Al evocar esos tiempos, resulta difícil determinar si los científicos concibieron algunos de tales planes sólo para explotar con cinismo el miedo de unos políticos crédulos e inexpertos, o si creían sinceramente que sus ideas podían llevarse a la práctica. Quienes no vivieron en el «Siglo Deplorable», como ha sido llamado acertadamente, no deberían juzgarlos con demasiada severidad.

La más desquiciada de todas las contraarmas propuestas fue sin duda el láser de rayos X. En teoría, la enorme energía producida por la explosión de una bomba nuclear podía transformarse en haces de rayos X perfectamente dirigibles y tan poderosos que tendrían capacidad para destruir misiles enemigos a miles de kilómetros de distancia. El ingenio Excalibur (comprensiblemente, los detalles completos no se hicieron públicos jamás) habría tenido el aspecto de un erizo de mar con púas apuntando en todas direcciones, cuyo centro albergaría la bomba nuclear. En los microsegundos previos a evaporarse, cada púa generaría un rayo láser dirigido a un misil distinto.

No se precisa mucha imaginación para comprender las limitaciones de un arma de «disparo único» de estas características, sobre todo frente a un enemigo que se negara a colaborar lanzando sus misiles oportunamente agrupados. No obstante, la base teórica para el láser generado por una bomba nuclear era firme y coherente, aunque las dificultades prácticas para su realización se habían subestimado demasiado. De hecho, el proyecto fue abandonado cuando ya se habían invertido enormes sumas en él.

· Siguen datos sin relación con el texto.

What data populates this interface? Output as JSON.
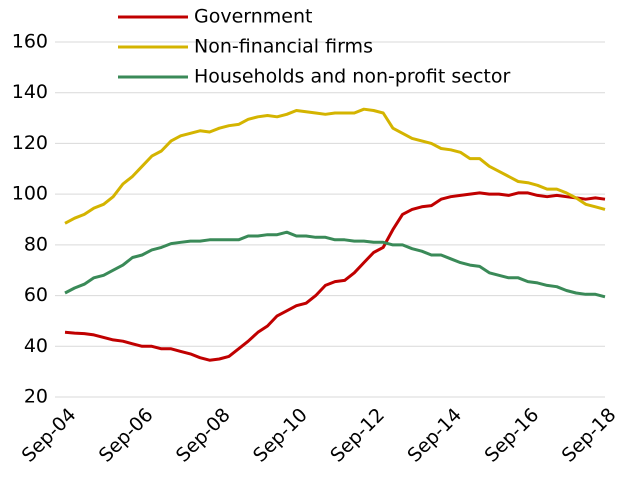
{
  "chart_data": {
    "type": "line",
    "categories": [
      "Sep-04",
      null,
      null,
      null,
      null,
      null,
      null,
      null,
      "Sep-06",
      null,
      null,
      null,
      null,
      null,
      null,
      null,
      "Sep-08",
      null,
      null,
      null,
      null,
      null,
      null,
      null,
      "Sep-10",
      null,
      null,
      null,
      null,
      null,
      null,
      null,
      "Sep-12",
      null,
      null,
      null,
      null,
      null,
      null,
      null,
      "Sep-14",
      null,
      null,
      null,
      null,
      null,
      null,
      null,
      "Sep-16",
      null,
      null,
      null,
      null,
      null,
      null,
      null,
      "Sep-18"
    ],
    "series": [
      {
        "name": "Government",
        "color": "#c00000",
        "values": [
          45.5,
          45.2,
          45,
          44.5,
          43.5,
          42.5,
          42,
          41,
          40,
          40,
          39,
          39,
          38,
          37,
          35.5,
          34.5,
          35,
          36,
          39,
          42,
          45.5,
          48,
          52,
          54,
          56,
          57,
          60,
          64,
          65.5,
          66,
          69,
          73,
          77,
          79,
          86,
          92,
          94,
          95,
          95.5,
          98,
          99,
          99.5,
          100,
          100.5,
          100,
          100,
          99.5,
          100.5,
          100.5,
          99.5,
          99,
          99.5,
          99,
          98.5,
          98,
          98.5,
          98
        ]
      },
      {
        "name": "Non-financial firms",
        "color": "#d4b400",
        "values": [
          88.5,
          90.5,
          92,
          94.5,
          96,
          99,
          104,
          107,
          111,
          115,
          117,
          121,
          123,
          124,
          125,
          124.5,
          126,
          127,
          127.5,
          129.5,
          130.5,
          131,
          130.5,
          131.5,
          133,
          132.5,
          132,
          131.5,
          132,
          132,
          132,
          133.5,
          133,
          132,
          126,
          124,
          122,
          121,
          120,
          118,
          117.5,
          116.5,
          114,
          114,
          111,
          109,
          107,
          105,
          104.5,
          103.5,
          102,
          102,
          100.5,
          98.5,
          96,
          95,
          94
        ]
      },
      {
        "name": "Households and non-profit sector",
        "color": "#3a8a58",
        "values": [
          61,
          63,
          64.5,
          67,
          68,
          70,
          72,
          75,
          76,
          78,
          79,
          80.5,
          81,
          81.5,
          81.5,
          82,
          82,
          82,
          82,
          83.5,
          83.5,
          84,
          84,
          85,
          83.5,
          83.5,
          83,
          83,
          82,
          82,
          81.5,
          81.5,
          81,
          81,
          80,
          80,
          78.5,
          77.5,
          76,
          76,
          74.5,
          73,
          72,
          71.5,
          69,
          68,
          67,
          67,
          65.5,
          65,
          64,
          63.5,
          62,
          61,
          60.5,
          60.5,
          59.5
        ]
      }
    ],
    "ylim": [
      20,
      160
    ],
    "yticks": [
      20,
      40,
      60,
      80,
      100,
      120,
      140,
      160
    ],
    "grid": true
  }
}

Pero el esfuerzo no resultó del todo baldío. Casi un siglo más tarde se retomó la idea, de nuevo como defensa contra misiles, aunque esta vez de los creados por la naturaleza, no por el hombre.

El Excalibur del siglo XXI fue diseñado para producir ondas de radio, no rayos X, y estas ondas no se dirigirían a ningún objetivo concreto sino a toda la esfera celeste. La bomba, de una gigatonelada, era la más potente que se había fabricado nunca —y que se fabricaría jamás, era la esperanza general— y fue explosionada en la órbita terrestre, pero al otro lado del Sol, que proporcionaría la máxima protección posible frente al tremendo pulso electromagnético que, de lo contrario, hubiera interrumpido las comunicaciones y quemado los aparatos electrónicos de todo el planeta.

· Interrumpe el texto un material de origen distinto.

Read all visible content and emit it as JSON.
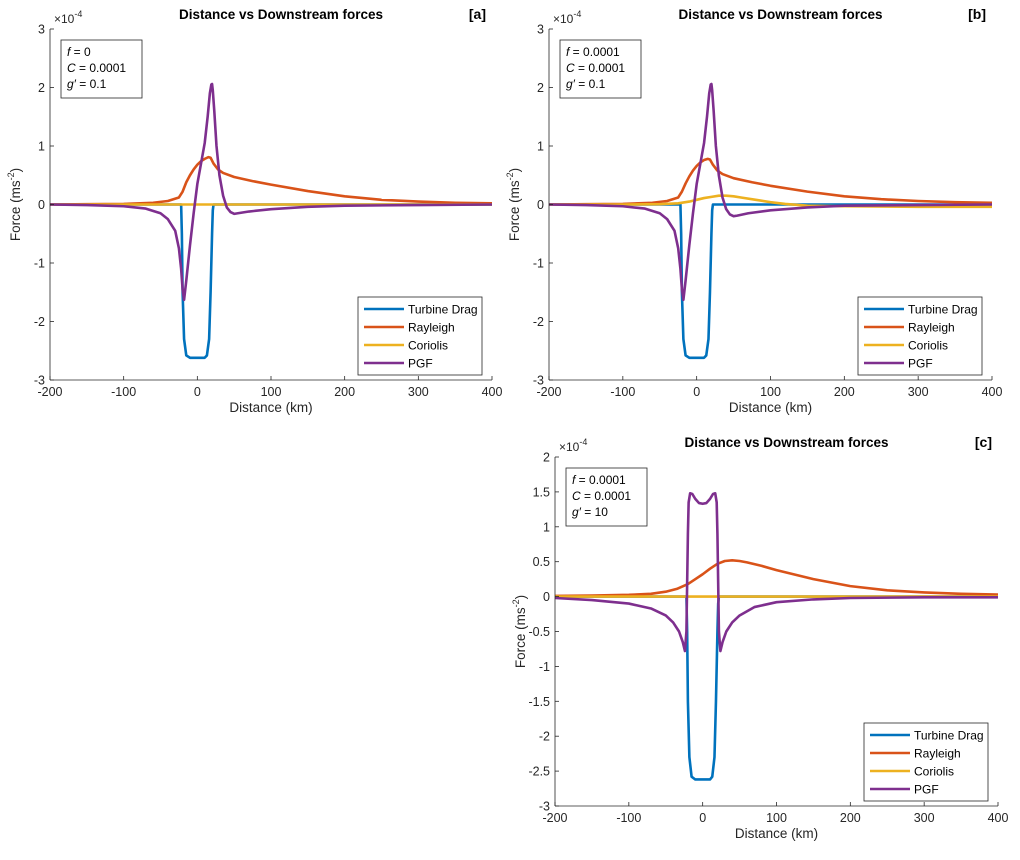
{
  "chart_data": [
    {
      "id": "a",
      "type": "line",
      "title": "Distance vs Downstream forces",
      "panel_tag": "[a]",
      "xlabel": "Distance (km)",
      "ylabel": "Force (ms^-2)",
      "ylabel_base": "Force (ms",
      "ylabel_exp": "-2",
      "ylabel_close": ")",
      "y_multiplier": "×10",
      "y_multiplier_exp": "-4",
      "xlim": [
        -200,
        400
      ],
      "ylim": [
        -3,
        3
      ],
      "xticks": [
        -200,
        -100,
        0,
        100,
        200,
        300,
        400
      ],
      "yticks": [
        -3,
        -2,
        -1,
        0,
        1,
        2,
        3
      ],
      "grid": false,
      "legend_position": "lower-right",
      "params": [
        "f = 0",
        "C = 0.0001",
        "g′ = 0.1"
      ],
      "series": [
        {
          "name": "Turbine Drag",
          "color": "#0072BD",
          "x": [
            -200,
            -22,
            -21,
            -20,
            -18,
            -15,
            -10,
            0,
            10,
            13,
            16,
            18,
            20,
            21,
            22,
            400
          ],
          "y": [
            0,
            0,
            -0.5,
            -1.5,
            -2.3,
            -2.58,
            -2.62,
            -2.62,
            -2.62,
            -2.58,
            -2.3,
            -1.5,
            -0.5,
            -0.1,
            0,
            0
          ]
        },
        {
          "name": "Rayleigh",
          "color": "#D95319",
          "x": [
            -200,
            -150,
            -100,
            -60,
            -40,
            -25,
            -20,
            -15,
            -10,
            -5,
            0,
            5,
            10,
            15,
            18,
            22,
            28,
            35,
            50,
            75,
            100,
            150,
            200,
            250,
            300,
            350,
            400
          ],
          "y": [
            0,
            0.005,
            0.01,
            0.03,
            0.06,
            0.12,
            0.22,
            0.38,
            0.5,
            0.6,
            0.68,
            0.74,
            0.78,
            0.81,
            0.8,
            0.7,
            0.6,
            0.54,
            0.47,
            0.4,
            0.34,
            0.23,
            0.14,
            0.08,
            0.05,
            0.03,
            0.02
          ]
        },
        {
          "name": "Coriolis",
          "color": "#EDB120",
          "x": [
            -200,
            400
          ],
          "y": [
            0,
            0
          ]
        },
        {
          "name": "PGF",
          "color": "#7E2F8E",
          "x": [
            -200,
            -150,
            -100,
            -70,
            -50,
            -40,
            -30,
            -25,
            -22,
            -20,
            -18,
            -15,
            -10,
            -5,
            0,
            5,
            10,
            14,
            17,
            19,
            20,
            21,
            23,
            26,
            30,
            35,
            40,
            45,
            50,
            55,
            70,
            100,
            150,
            200,
            300,
            400
          ],
          "y": [
            0,
            -0.01,
            -0.03,
            -0.07,
            -0.15,
            -0.25,
            -0.45,
            -0.75,
            -1.1,
            -1.45,
            -1.63,
            -1.3,
            -0.7,
            -0.15,
            0.35,
            0.7,
            1.05,
            1.5,
            1.9,
            2.05,
            2.06,
            1.95,
            1.6,
            1.0,
            0.5,
            0.15,
            -0.05,
            -0.13,
            -0.16,
            -0.15,
            -0.12,
            -0.08,
            -0.04,
            -0.02,
            -0.01,
            0
          ]
        }
      ]
    },
    {
      "id": "b",
      "type": "line",
      "title": "Distance vs Downstream forces",
      "panel_tag": "[b]",
      "xlabel": "Distance (km)",
      "ylabel": "Force (ms^-2)",
      "ylabel_base": "Force (ms",
      "ylabel_exp": "-2",
      "ylabel_close": ")",
      "y_multiplier": "×10",
      "y_multiplier_exp": "-4",
      "xlim": [
        -200,
        400
      ],
      "ylim": [
        -3,
        3
      ],
      "xticks": [
        -200,
        -100,
        0,
        100,
        200,
        300,
        400
      ],
      "yticks": [
        -3,
        -2,
        -1,
        0,
        1,
        2,
        3
      ],
      "grid": false,
      "legend_position": "lower-right",
      "params": [
        "f = 0.0001",
        "C = 0.0001",
        "g′ = 0.1"
      ],
      "series": [
        {
          "name": "Turbine Drag",
          "color": "#0072BD",
          "x": [
            -200,
            -22,
            -21,
            -20,
            -18,
            -15,
            -10,
            0,
            10,
            13,
            16,
            18,
            20,
            21,
            22,
            400
          ],
          "y": [
            0,
            0,
            -0.5,
            -1.5,
            -2.3,
            -2.58,
            -2.62,
            -2.62,
            -2.62,
            -2.58,
            -2.3,
            -1.5,
            -0.5,
            -0.1,
            0,
            0
          ]
        },
        {
          "name": "Rayleigh",
          "color": "#D95319",
          "x": [
            -200,
            -150,
            -100,
            -60,
            -40,
            -25,
            -20,
            -15,
            -10,
            -5,
            0,
            5,
            10,
            15,
            18,
            22,
            28,
            35,
            50,
            75,
            100,
            150,
            200,
            250,
            300,
            350,
            400
          ],
          "y": [
            0,
            0.005,
            0.01,
            0.03,
            0.06,
            0.12,
            0.22,
            0.36,
            0.48,
            0.58,
            0.66,
            0.72,
            0.76,
            0.78,
            0.77,
            0.68,
            0.58,
            0.52,
            0.45,
            0.38,
            0.32,
            0.22,
            0.14,
            0.09,
            0.06,
            0.04,
            0.03
          ]
        },
        {
          "name": "Coriolis",
          "color": "#EDB120",
          "x": [
            -200,
            -100,
            -50,
            -25,
            -10,
            0,
            10,
            20,
            30,
            40,
            50,
            60,
            80,
            100,
            120,
            150,
            200,
            300,
            400
          ],
          "y": [
            0,
            0,
            0.005,
            0.02,
            0.05,
            0.08,
            0.11,
            0.13,
            0.15,
            0.15,
            0.14,
            0.12,
            0.08,
            0.04,
            0.01,
            -0.02,
            -0.03,
            -0.04,
            -0.04
          ]
        },
        {
          "name": "PGF",
          "color": "#7E2F8E",
          "x": [
            -200,
            -150,
            -100,
            -70,
            -50,
            -40,
            -30,
            -25,
            -22,
            -20,
            -18,
            -15,
            -10,
            -5,
            0,
            5,
            10,
            14,
            17,
            19,
            20,
            21,
            23,
            26,
            30,
            35,
            40,
            45,
            50,
            55,
            70,
            100,
            150,
            200,
            300,
            400
          ],
          "y": [
            0,
            -0.01,
            -0.03,
            -0.07,
            -0.15,
            -0.25,
            -0.45,
            -0.75,
            -1.1,
            -1.45,
            -1.63,
            -1.3,
            -0.7,
            -0.15,
            0.35,
            0.7,
            1.05,
            1.5,
            1.9,
            2.05,
            2.06,
            1.95,
            1.6,
            1.0,
            0.5,
            0.12,
            -0.08,
            -0.17,
            -0.2,
            -0.19,
            -0.15,
            -0.1,
            -0.05,
            -0.02,
            -0.01,
            0
          ]
        }
      ]
    },
    {
      "id": "c",
      "type": "line",
      "title": "Distance vs Downstream forces",
      "panel_tag": "[c]",
      "xlabel": "Distance (km)",
      "ylabel": "Force (ms^-2)",
      "ylabel_base": "Force (ms",
      "ylabel_exp": "-2",
      "ylabel_close": ")",
      "y_multiplier": "×10",
      "y_multiplier_exp": "-4",
      "xlim": [
        -200,
        400
      ],
      "ylim": [
        -3,
        2
      ],
      "xticks": [
        -200,
        -100,
        0,
        100,
        200,
        300,
        400
      ],
      "yticks": [
        -3,
        -2.5,
        -2,
        -1.5,
        -1,
        -0.5,
        0,
        0.5,
        1,
        1.5,
        2
      ],
      "grid": false,
      "legend_position": "lower-right",
      "params": [
        "f = 0.0001",
        "C = 0.0001",
        "g′ = 10"
      ],
      "series": [
        {
          "name": "Turbine Drag",
          "color": "#0072BD",
          "x": [
            -200,
            -22,
            -21,
            -20,
            -18,
            -15,
            -10,
            0,
            10,
            13,
            16,
            18,
            20,
            21,
            22,
            400
          ],
          "y": [
            0,
            0,
            -0.5,
            -1.5,
            -2.3,
            -2.58,
            -2.62,
            -2.62,
            -2.62,
            -2.58,
            -2.3,
            -1.5,
            -0.5,
            -0.1,
            0,
            0
          ]
        },
        {
          "name": "Rayleigh",
          "color": "#D95319",
          "x": [
            -200,
            -150,
            -100,
            -70,
            -50,
            -35,
            -20,
            -10,
            0,
            10,
            20,
            30,
            40,
            50,
            60,
            80,
            100,
            150,
            200,
            250,
            300,
            350,
            400
          ],
          "y": [
            0.01,
            0.015,
            0.025,
            0.04,
            0.07,
            0.11,
            0.18,
            0.25,
            0.32,
            0.4,
            0.47,
            0.51,
            0.52,
            0.51,
            0.49,
            0.44,
            0.38,
            0.25,
            0.15,
            0.09,
            0.06,
            0.04,
            0.03
          ]
        },
        {
          "name": "Coriolis",
          "color": "#EDB120",
          "x": [
            -200,
            400
          ],
          "y": [
            0,
            0
          ]
        },
        {
          "name": "PGF",
          "color": "#7E2F8E",
          "x": [
            -200,
            -150,
            -100,
            -70,
            -50,
            -40,
            -32,
            -27,
            -24,
            -22,
            -21,
            -20,
            -19,
            -17,
            -14,
            -10,
            -5,
            0,
            5,
            10,
            14,
            17,
            19,
            20,
            21,
            22,
            24,
            27,
            32,
            40,
            50,
            70,
            100,
            150,
            200,
            300,
            400
          ],
          "y": [
            -0.02,
            -0.05,
            -0.1,
            -0.17,
            -0.27,
            -0.37,
            -0.5,
            -0.65,
            -0.78,
            -0.5,
            0.2,
            0.9,
            1.35,
            1.48,
            1.47,
            1.4,
            1.34,
            1.33,
            1.34,
            1.4,
            1.47,
            1.48,
            1.35,
            0.9,
            0.2,
            -0.5,
            -0.78,
            -0.65,
            -0.5,
            -0.37,
            -0.27,
            -0.15,
            -0.08,
            -0.04,
            -0.02,
            -0.01,
            -0.01
          ]
        }
      ]
    }
  ]
}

Cuando estalló, una fina capa de microondas —de unos pocos metros de grosor— se expandió por el sistema solar a la velocidad de la luz. Al cabo de unos minutos, los detectores instalados a lo largo de la órbita terrestre empezaron a recibir ecos del Sol, de Mercurio, de Venus, de la Luna. Pero éstos no interesaban a nadie.

Durante las dos horas siguientes, antes de que la explosión de radiación barriera Saturno, cientos de miles de ecos cada vez más débiles fluyeron a los bancos de datos de Excalibur. Todos los satélites, asteroides y cometas conocidos fueron detectados con facilidad y, cuando se completó el análisis, quedaron localizados todos los objetos de más de un metro de diámetro existentes hasta la órbita de Júpiter. Catalogarlos y calcular sus movimientos futuros tendría ocupados los ordenadores de Vigilancia Espacial.

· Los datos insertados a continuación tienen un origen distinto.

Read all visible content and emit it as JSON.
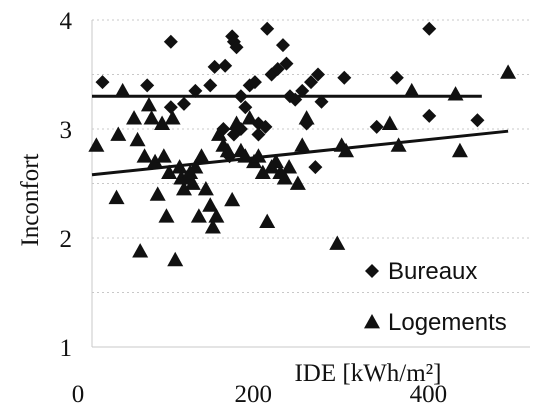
{
  "chart_data": {
    "type": "scatter",
    "xlabel": "IDE [kWh/m²]",
    "ylabel": "Inconfort",
    "xlim": [
      0,
      500
    ],
    "ylim": [
      1,
      4
    ],
    "x_ticks": [
      0,
      200,
      400
    ],
    "y_ticks": [
      1,
      2,
      3,
      4
    ],
    "grid": "horizontal dotted",
    "legend_position": "bottom-right",
    "series": [
      {
        "name": "Bureaux",
        "marker": "diamond",
        "color": "#111111",
        "points": [
          [
            12,
            3.43
          ],
          [
            63,
            3.4
          ],
          [
            90,
            3.8
          ],
          [
            105,
            3.23
          ],
          [
            90,
            3.2
          ],
          [
            118,
            3.35
          ],
          [
            135,
            3.4
          ],
          [
            140,
            3.57
          ],
          [
            152,
            3.58
          ],
          [
            160,
            3.85
          ],
          [
            162,
            3.8
          ],
          [
            165,
            3.75
          ],
          [
            170,
            3.3
          ],
          [
            175,
            3.2
          ],
          [
            180,
            3.4
          ],
          [
            186,
            3.43
          ],
          [
            190,
            3.05
          ],
          [
            200,
            3.92
          ],
          [
            205,
            3.5
          ],
          [
            212,
            3.55
          ],
          [
            218,
            3.77
          ],
          [
            222,
            3.6
          ],
          [
            226,
            3.3
          ],
          [
            232,
            3.27
          ],
          [
            240,
            3.35
          ],
          [
            250,
            3.43
          ],
          [
            258,
            3.5
          ],
          [
            262,
            3.25
          ],
          [
            255,
            2.65
          ],
          [
            245,
            3.05
          ],
          [
            150,
            3.0
          ],
          [
            157,
            2.75
          ],
          [
            170,
            3.0
          ],
          [
            190,
            2.95
          ],
          [
            198,
            3.02
          ],
          [
            162,
            2.95
          ],
          [
            288,
            3.47
          ],
          [
            325,
            3.02
          ],
          [
            348,
            3.47
          ],
          [
            385,
            3.12
          ],
          [
            385,
            3.92
          ],
          [
            440,
            3.08
          ]
        ]
      },
      {
        "name": "Logements",
        "marker": "triangle",
        "color": "#111111",
        "points": [
          [
            5,
            2.85
          ],
          [
            28,
            2.37
          ],
          [
            35,
            3.35
          ],
          [
            30,
            2.95
          ],
          [
            48,
            3.1
          ],
          [
            52,
            2.9
          ],
          [
            55,
            1.88
          ],
          [
            60,
            2.75
          ],
          [
            65,
            3.22
          ],
          [
            68,
            3.1
          ],
          [
            72,
            2.7
          ],
          [
            75,
            2.4
          ],
          [
            80,
            3.05
          ],
          [
            82,
            2.75
          ],
          [
            85,
            2.2
          ],
          [
            88,
            2.6
          ],
          [
            92,
            3.1
          ],
          [
            95,
            1.8
          ],
          [
            100,
            2.65
          ],
          [
            102,
            2.55
          ],
          [
            105,
            2.45
          ],
          [
            108,
            2.55
          ],
          [
            112,
            2.6
          ],
          [
            115,
            2.5
          ],
          [
            118,
            2.65
          ],
          [
            122,
            2.2
          ],
          [
            125,
            2.75
          ],
          [
            130,
            2.45
          ],
          [
            135,
            2.3
          ],
          [
            138,
            2.1
          ],
          [
            142,
            2.2
          ],
          [
            145,
            2.95
          ],
          [
            150,
            2.85
          ],
          [
            155,
            2.8
          ],
          [
            160,
            2.35
          ],
          [
            165,
            3.05
          ],
          [
            170,
            2.8
          ],
          [
            175,
            2.75
          ],
          [
            180,
            3.1
          ],
          [
            185,
            2.7
          ],
          [
            190,
            2.75
          ],
          [
            195,
            2.6
          ],
          [
            200,
            2.15
          ],
          [
            205,
            2.65
          ],
          [
            210,
            2.7
          ],
          [
            215,
            2.6
          ],
          [
            220,
            2.55
          ],
          [
            225,
            2.65
          ],
          [
            235,
            2.5
          ],
          [
            240,
            2.85
          ],
          [
            245,
            3.1
          ],
          [
            280,
            1.95
          ],
          [
            285,
            2.85
          ],
          [
            290,
            2.8
          ],
          [
            340,
            3.05
          ],
          [
            350,
            2.85
          ],
          [
            365,
            3.35
          ],
          [
            415,
            3.32
          ],
          [
            420,
            2.8
          ],
          [
            475,
            3.52
          ]
        ]
      }
    ],
    "trendlines": [
      {
        "series": "Bureaux",
        "x": [
          0,
          445
        ],
        "y": [
          3.3,
          3.3
        ]
      },
      {
        "series": "Logements",
        "x": [
          0,
          475
        ],
        "y": [
          2.58,
          2.98
        ]
      }
    ]
  }
}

Sin embargo, los primeros estudios superficiales resultaron tranquilizadores. Hasta donde alcanzaba el pulso de Excalibur, no había nada que amenazara la Tierra, y la humanidad se relajó. Incluso hubo voces que pidieron la cancelación del programa Vigilancia Espacial.

Muchos años después, cuando el doctor Angus Millar descubrió Kali con su telescopio casero, hubo un clamor general pidiendo explicaciones acerca de cómo había podido pasar inadvertido el asteroide. La cosa era muy simple: Kali estaba en aquel momento en el extremo más alejado de su órbita, fuera del alcance de los radares de energía nuclear. De haber estado lo bastante cerca como para representar un peligro inmediato, Excalibur lo habría detectado.

Pero mucho antes de que tal cosa sucediera, Excalibur había producido otro resultado asombroso y completamente inesperado. No sólo había detectado un peligro; muchos creían que había creado uno y resucitado un miedo ancestral.